Torino-Lazio: nessun problema per Orsato, però…

Torino-Lazio: nessun problema per Orsato, però…

La moviola di TN / Discreta la gestione del match all’Olimpico per il fischietto di Schio e la sua terna

Nessun inconveniente nella direzione di gara di Torino- Lazio per il direttore di gara Orsato. La gara non ha vissuto particolari tensioni dal momento che non ci sono stati episodi dubbi: nessun fallo da rigore non fischiato o cartellino esagerato o entrata al limite ha minato la tranquillità della partita. Nonostante ciò l’arbitro della sezione di Schio ha diretto in maniera ottima giudicando in maniera corretta i pochi episodi.

PARTENZA NERVOSA – Orsato ha condotto la gara in maniera perentoria, stroncando sul nascere ogni tipo di protesta. I primi due cartellini gialli dati a Maksimovic ed Amauri erano atti a smorzare le rimostranze di ogni calciatore. Quelle date a El Kaddouri, Radu e Basta sono da regolamento.

GESTIONE DEI FALLI OCULATA – Il direttore di gara ha gestito anche al meglio i falli. Nonostante i calciatori cercassero ogni minimo contatto per ricercare calci piazzati importanti Orsato ha lasciato spesso correre. Inoltre ha giudicato in maniera corretta i numerosi falli che i centrali laziali a inizio partita usavano per controllare i movimenti incontro delle punte granata.

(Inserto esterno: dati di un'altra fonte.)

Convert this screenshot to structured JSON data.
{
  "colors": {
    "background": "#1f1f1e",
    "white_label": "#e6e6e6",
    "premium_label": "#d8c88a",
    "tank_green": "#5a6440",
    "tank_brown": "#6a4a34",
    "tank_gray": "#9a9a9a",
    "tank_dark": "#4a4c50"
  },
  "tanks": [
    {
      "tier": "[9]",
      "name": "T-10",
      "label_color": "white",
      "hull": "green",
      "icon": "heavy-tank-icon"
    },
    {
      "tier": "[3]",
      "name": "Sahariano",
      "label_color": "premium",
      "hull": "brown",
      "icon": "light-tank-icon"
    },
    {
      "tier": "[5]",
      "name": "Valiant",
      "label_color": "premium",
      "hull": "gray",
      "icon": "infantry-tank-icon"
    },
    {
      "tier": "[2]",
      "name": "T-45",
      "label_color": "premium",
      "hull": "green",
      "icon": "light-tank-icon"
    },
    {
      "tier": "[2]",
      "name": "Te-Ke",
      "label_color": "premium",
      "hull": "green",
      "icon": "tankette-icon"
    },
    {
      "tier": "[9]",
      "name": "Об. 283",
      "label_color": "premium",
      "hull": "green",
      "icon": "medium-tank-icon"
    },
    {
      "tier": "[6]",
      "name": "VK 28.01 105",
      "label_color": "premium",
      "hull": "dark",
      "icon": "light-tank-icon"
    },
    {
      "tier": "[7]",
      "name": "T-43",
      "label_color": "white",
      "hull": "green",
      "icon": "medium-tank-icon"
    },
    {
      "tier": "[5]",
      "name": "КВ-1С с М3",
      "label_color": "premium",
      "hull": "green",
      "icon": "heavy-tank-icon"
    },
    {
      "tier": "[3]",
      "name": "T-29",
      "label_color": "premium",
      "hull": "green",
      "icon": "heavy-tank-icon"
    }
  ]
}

QUALCHE GIALLO A CHIAMATA – Cinque ammoniti in tutto: Amauri, Maksimovic, El Kaddouri tra le fila granata. In questo caso la gestione dei cartellini appare da rivedere. Infatti, il fischietto di Schio spesso si è lasciato prendere dall’enfasi dei giocatori i quali protestando hanno praticamente chiesto l’ammonizione altrui. Come nel caso di El Kaddouri dove il belga-marocchino viene punito per un normale fallo di gioco. A nulla sono servite le richieste di spiegazione da parte di Basha, capitano per l’occasione.